The practical effect of all of these developments is that the foreign firm – designated only as “Company A” in the parts of the papers made public – must now either furnish the requested information to the grand jury, or else seek to negotiate some kind of compromise that might spare it from the accumulating daily fine. At the rate of $50,000 a day for continued refusal to obey the subpoena, the contempt fine could reach a very substantial amount in a comparatively short period of time.

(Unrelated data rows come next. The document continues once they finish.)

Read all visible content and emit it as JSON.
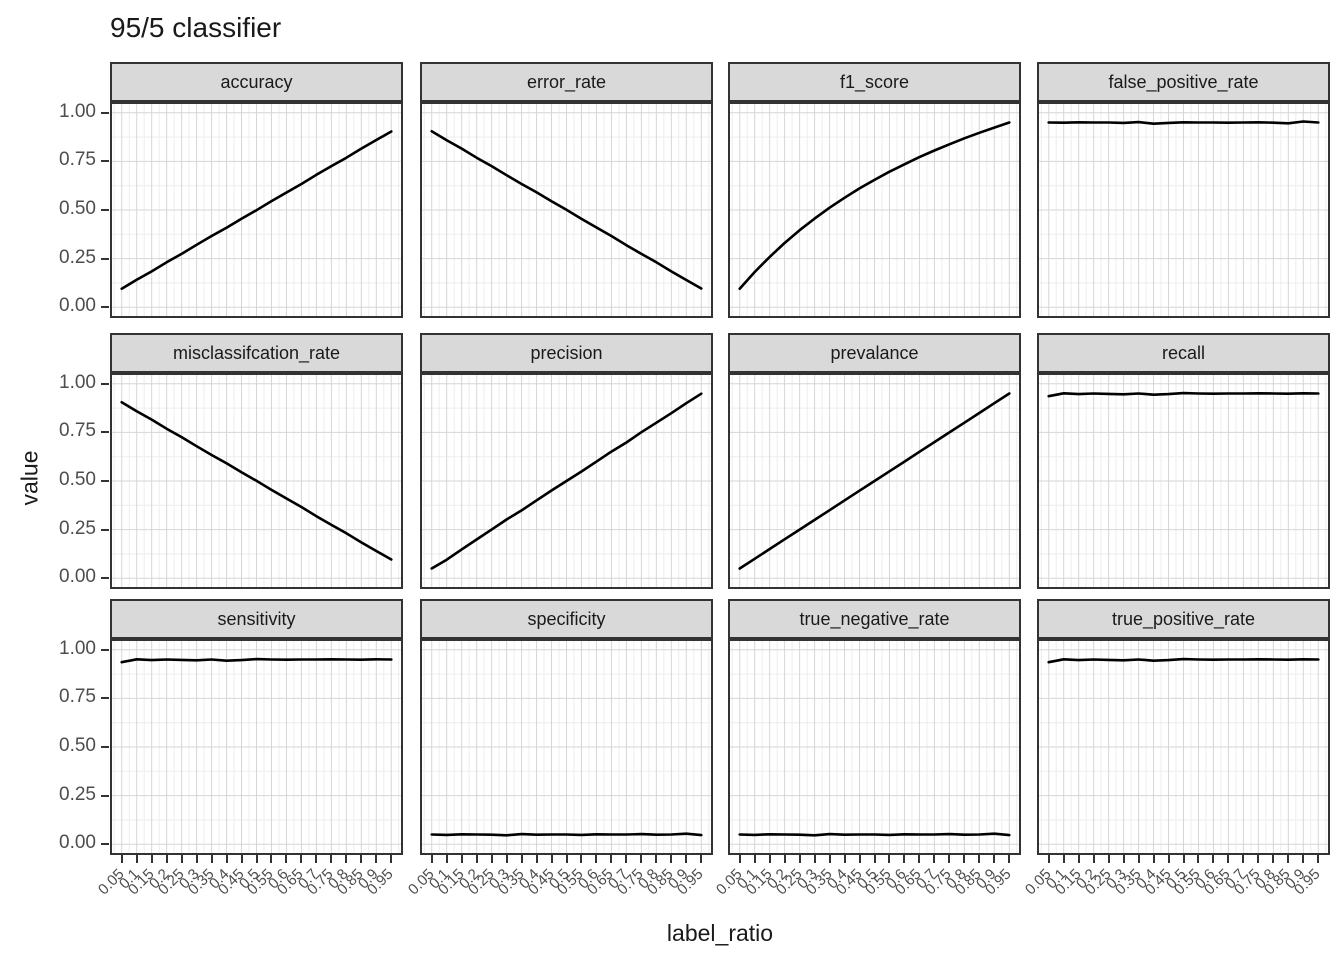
{
  "title": "95/5 classifier",
  "axes": {
    "x_title": "label_ratio",
    "y_title": "value",
    "y_tick_labels": [
      "1.00",
      "0.75",
      "0.50",
      "0.25",
      "0.00"
    ],
    "x_tick_labels": [
      "0.05",
      "0.1",
      "0.15",
      "0.2",
      "0.25",
      "0.3",
      "0.35",
      "0.4",
      "0.45",
      "0.5",
      "0.55",
      "0.6",
      "0.65",
      "0.7",
      "0.75",
      "0.8",
      "0.85",
      "0.9",
      "0.95"
    ]
  },
  "colors": {
    "line": "#000000",
    "strip_fill": "#d9d9d9",
    "panel_border": "#333333",
    "grid_major": "#d6d6d6",
    "grid_minor": "#ededed",
    "tick_label": "#4d4d4d",
    "tick_mark": "#333333",
    "text": "#1a1a1a"
  },
  "chart_data": {
    "type": "line",
    "title": "95/5 classifier",
    "xlabel": "label_ratio",
    "ylabel": "value",
    "ylim": [
      0,
      1
    ],
    "grid": "major+minor",
    "legend_position": "none",
    "facet_layout": {
      "rows": 3,
      "cols": 4
    },
    "x": [
      0.05,
      0.1,
      0.15,
      0.2,
      0.25,
      0.3,
      0.35,
      0.4,
      0.45,
      0.5,
      0.55,
      0.6,
      0.65,
      0.7,
      0.75,
      0.8,
      0.85,
      0.9,
      0.95
    ],
    "facets": [
      {
        "label": "accuracy",
        "values": [
          0.095,
          0.141,
          0.184,
          0.231,
          0.274,
          0.321,
          0.366,
          0.409,
          0.455,
          0.499,
          0.546,
          0.59,
          0.634,
          0.681,
          0.726,
          0.769,
          0.816,
          0.86,
          0.904
        ]
      },
      {
        "label": "error_rate",
        "values": [
          0.905,
          0.859,
          0.816,
          0.769,
          0.726,
          0.679,
          0.634,
          0.591,
          0.545,
          0.501,
          0.454,
          0.41,
          0.366,
          0.319,
          0.274,
          0.231,
          0.184,
          0.14,
          0.096
        ]
      },
      {
        "label": "f1_score",
        "values": [
          0.095,
          0.181,
          0.259,
          0.33,
          0.396,
          0.456,
          0.512,
          0.563,
          0.611,
          0.655,
          0.697,
          0.735,
          0.772,
          0.806,
          0.838,
          0.869,
          0.897,
          0.924,
          0.95
        ]
      },
      {
        "label": "false_positive_rate",
        "values": [
          0.95,
          0.949,
          0.951,
          0.95,
          0.95,
          0.948,
          0.952,
          0.944,
          0.948,
          0.951,
          0.95,
          0.95,
          0.949,
          0.95,
          0.951,
          0.949,
          0.946,
          0.955,
          0.95
        ]
      },
      {
        "label": "misclassifcation_rate",
        "values": [
          0.905,
          0.859,
          0.816,
          0.769,
          0.726,
          0.679,
          0.634,
          0.591,
          0.545,
          0.501,
          0.454,
          0.41,
          0.366,
          0.319,
          0.274,
          0.231,
          0.184,
          0.14,
          0.096
        ]
      },
      {
        "label": "precision",
        "values": [
          0.05,
          0.095,
          0.148,
          0.199,
          0.25,
          0.302,
          0.349,
          0.4,
          0.451,
          0.5,
          0.549,
          0.6,
          0.651,
          0.698,
          0.751,
          0.8,
          0.849,
          0.9,
          0.949
        ]
      },
      {
        "label": "prevalance",
        "values": [
          0.05,
          0.1,
          0.15,
          0.2,
          0.25,
          0.3,
          0.35,
          0.4,
          0.45,
          0.5,
          0.55,
          0.6,
          0.65,
          0.7,
          0.75,
          0.8,
          0.85,
          0.9,
          0.95
        ]
      },
      {
        "label": "recall",
        "values": [
          0.936,
          0.951,
          0.947,
          0.95,
          0.948,
          0.946,
          0.95,
          0.944,
          0.947,
          0.952,
          0.95,
          0.949,
          0.95,
          0.95,
          0.951,
          0.95,
          0.949,
          0.951,
          0.95
        ]
      },
      {
        "label": "sensitivity",
        "values": [
          0.936,
          0.951,
          0.947,
          0.95,
          0.948,
          0.946,
          0.95,
          0.944,
          0.947,
          0.952,
          0.95,
          0.949,
          0.95,
          0.95,
          0.951,
          0.95,
          0.949,
          0.951,
          0.95
        ]
      },
      {
        "label": "specificity",
        "values": [
          0.05,
          0.048,
          0.051,
          0.05,
          0.049,
          0.046,
          0.052,
          0.049,
          0.05,
          0.05,
          0.048,
          0.051,
          0.05,
          0.05,
          0.052,
          0.049,
          0.05,
          0.054,
          0.047
        ]
      },
      {
        "label": "true_negative_rate",
        "values": [
          0.05,
          0.048,
          0.051,
          0.05,
          0.049,
          0.046,
          0.052,
          0.049,
          0.05,
          0.05,
          0.048,
          0.051,
          0.05,
          0.05,
          0.052,
          0.049,
          0.05,
          0.054,
          0.047
        ]
      },
      {
        "label": "true_positive_rate",
        "values": [
          0.936,
          0.951,
          0.947,
          0.95,
          0.948,
          0.946,
          0.95,
          0.944,
          0.947,
          0.952,
          0.95,
          0.949,
          0.95,
          0.95,
          0.951,
          0.95,
          0.949,
          0.951,
          0.95
        ]
      }
    ]
  }
}
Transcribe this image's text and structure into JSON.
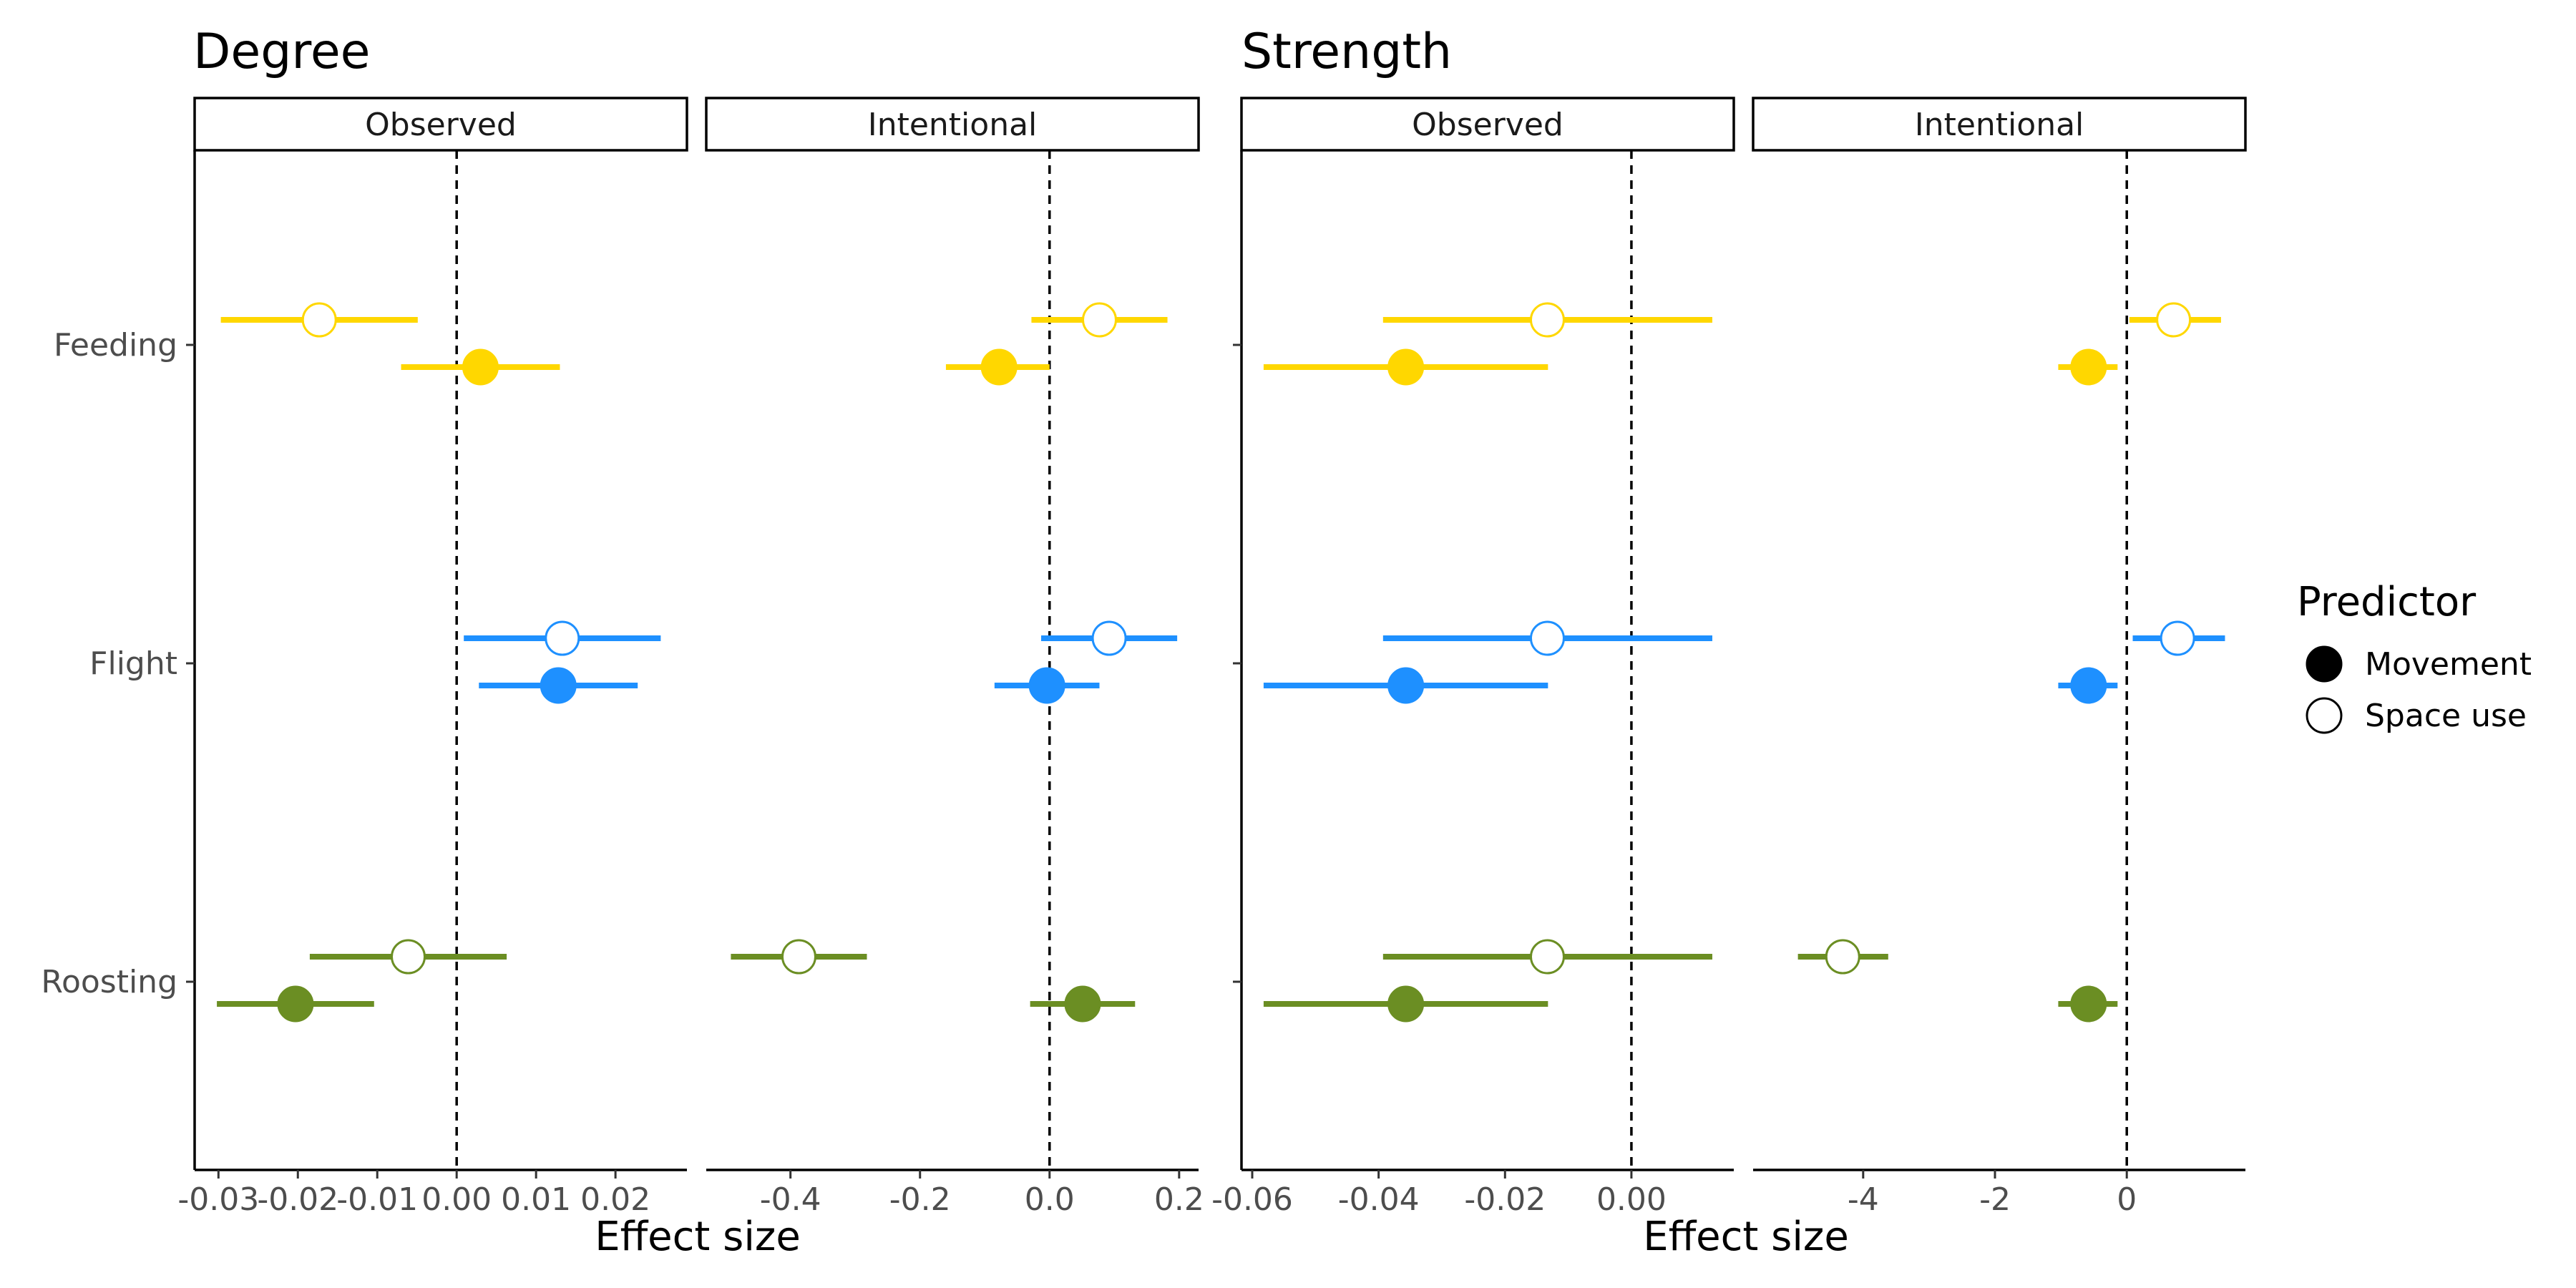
{
  "groups": [
    {
      "title": "Degree",
      "xlabel": "Effect size"
    },
    {
      "title": "Strength",
      "xlabel": "Effect size"
    }
  ],
  "legend": {
    "title": "Predictor",
    "items": [
      {
        "label": "Movement",
        "fill": "filled"
      },
      {
        "label": "Space use",
        "fill": "open"
      }
    ]
  },
  "colors": {
    "Feeding": "#FFD700",
    "Flight": "#1E90FF",
    "Roosting": "#6B8E23"
  },
  "chart_data": [
    {
      "type": "scatter",
      "group": "Degree",
      "panel": "Observed",
      "categories": [
        "Feeding",
        "Flight",
        "Roosting"
      ],
      "xlim": [
        -0.033,
        0.029
      ],
      "xticks": [
        -0.03,
        -0.02,
        -0.01,
        0.0,
        0.01,
        0.02
      ],
      "xtick_labels": [
        "-0.03",
        "-0.02",
        "-0.01",
        "0.00",
        "0.01",
        "0.02"
      ],
      "reference_line": 0,
      "series": [
        {
          "name": "Movement",
          "points": [
            {
              "category": "Feeding",
              "estimate": 0.003,
              "lower": -0.007,
              "upper": 0.013
            },
            {
              "category": "Flight",
              "estimate": 0.0128,
              "lower": 0.0028,
              "upper": 0.0228
            },
            {
              "category": "Roosting",
              "estimate": -0.0203,
              "lower": -0.0302,
              "upper": -0.0104
            }
          ]
        },
        {
          "name": "Space use",
          "points": [
            {
              "category": "Feeding",
              "estimate": -0.0173,
              "lower": -0.0297,
              "upper": -0.0049
            },
            {
              "category": "Flight",
              "estimate": 0.0133,
              "lower": 0.0009,
              "upper": 0.0257
            },
            {
              "category": "Roosting",
              "estimate": -0.0061,
              "lower": -0.0185,
              "upper": 0.0063
            }
          ]
        }
      ]
    },
    {
      "type": "scatter",
      "group": "Degree",
      "panel": "Intentional",
      "categories": [
        "Feeding",
        "Flight",
        "Roosting"
      ],
      "xlim": [
        -0.53,
        0.23
      ],
      "xticks": [
        -0.4,
        -0.2,
        0.0,
        0.2
      ],
      "xtick_labels": [
        "-0.4",
        "-0.2",
        "0.0",
        "0.2"
      ],
      "reference_line": 0,
      "series": [
        {
          "name": "Movement",
          "points": [
            {
              "category": "Feeding",
              "estimate": -0.078,
              "lower": -0.16,
              "upper": 0.0
            },
            {
              "category": "Flight",
              "estimate": -0.004,
              "lower": -0.085,
              "upper": 0.077
            },
            {
              "category": "Roosting",
              "estimate": 0.051,
              "lower": -0.03,
              "upper": 0.132
            }
          ]
        },
        {
          "name": "Space use",
          "points": [
            {
              "category": "Feeding",
              "estimate": 0.077,
              "lower": -0.028,
              "upper": 0.182
            },
            {
              "category": "Flight",
              "estimate": 0.092,
              "lower": -0.013,
              "upper": 0.197
            },
            {
              "category": "Roosting",
              "estimate": -0.387,
              "lower": -0.492,
              "upper": -0.282
            }
          ]
        }
      ]
    },
    {
      "type": "scatter",
      "group": "Strength",
      "panel": "Observed",
      "categories": [
        "Feeding",
        "Flight",
        "Roosting"
      ],
      "xlim": [
        -0.0617,
        0.0162
      ],
      "xticks": [
        -0.06,
        -0.04,
        -0.02,
        0.0
      ],
      "xtick_labels": [
        "-0.06",
        "-0.04",
        "-0.02",
        "0.00"
      ],
      "reference_line": 0,
      "series": [
        {
          "name": "Movement",
          "points": [
            {
              "category": "Feeding",
              "estimate": -0.0357,
              "lower": -0.0582,
              "upper": -0.0132
            },
            {
              "category": "Flight",
              "estimate": -0.0357,
              "lower": -0.0582,
              "upper": -0.0132
            },
            {
              "category": "Roosting",
              "estimate": -0.0357,
              "lower": -0.0582,
              "upper": -0.0132
            }
          ]
        },
        {
          "name": "Space use",
          "points": [
            {
              "category": "Feeding",
              "estimate": -0.0133,
              "lower": -0.0393,
              "upper": 0.0128
            },
            {
              "category": "Flight",
              "estimate": -0.0133,
              "lower": -0.0393,
              "upper": 0.0128
            },
            {
              "category": "Roosting",
              "estimate": -0.0133,
              "lower": -0.0393,
              "upper": 0.0128
            }
          ]
        }
      ]
    },
    {
      "type": "scatter",
      "group": "Strength",
      "panel": "Intentional",
      "categories": [
        "Feeding",
        "Flight",
        "Roosting"
      ],
      "xlim": [
        -5.67,
        1.8
      ],
      "xticks": [
        -4,
        -2,
        0
      ],
      "xtick_labels": [
        "-4",
        "-2",
        "0"
      ],
      "reference_line": 0,
      "series": [
        {
          "name": "Movement",
          "points": [
            {
              "category": "Feeding",
              "estimate": -0.58,
              "lower": -1.04,
              "upper": -0.14
            },
            {
              "category": "Flight",
              "estimate": -0.58,
              "lower": -1.04,
              "upper": -0.14
            },
            {
              "category": "Roosting",
              "estimate": -0.58,
              "lower": -1.04,
              "upper": -0.14
            }
          ]
        },
        {
          "name": "Space use",
          "points": [
            {
              "category": "Feeding",
              "estimate": 0.71,
              "lower": 0.04,
              "upper": 1.43
            },
            {
              "category": "Flight",
              "estimate": 0.77,
              "lower": 0.09,
              "upper": 1.49
            },
            {
              "category": "Roosting",
              "estimate": -4.31,
              "lower": -4.99,
              "upper": -3.62
            }
          ]
        }
      ]
    }
  ]
}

Because the Supreme Court treated what was before it with the utmost secrecy, because it grew out of secret grand-jury proceedings, there is no way for the public to know what “Company A” had said to the Justices to try to get the contempt ruling and fine delayed. One argument that it had to make, under normal procedures, was that there was a good chance that the Justices would later agree to rule on the validity of what the lower courts had done. The denial order implied that that point had not succeeded.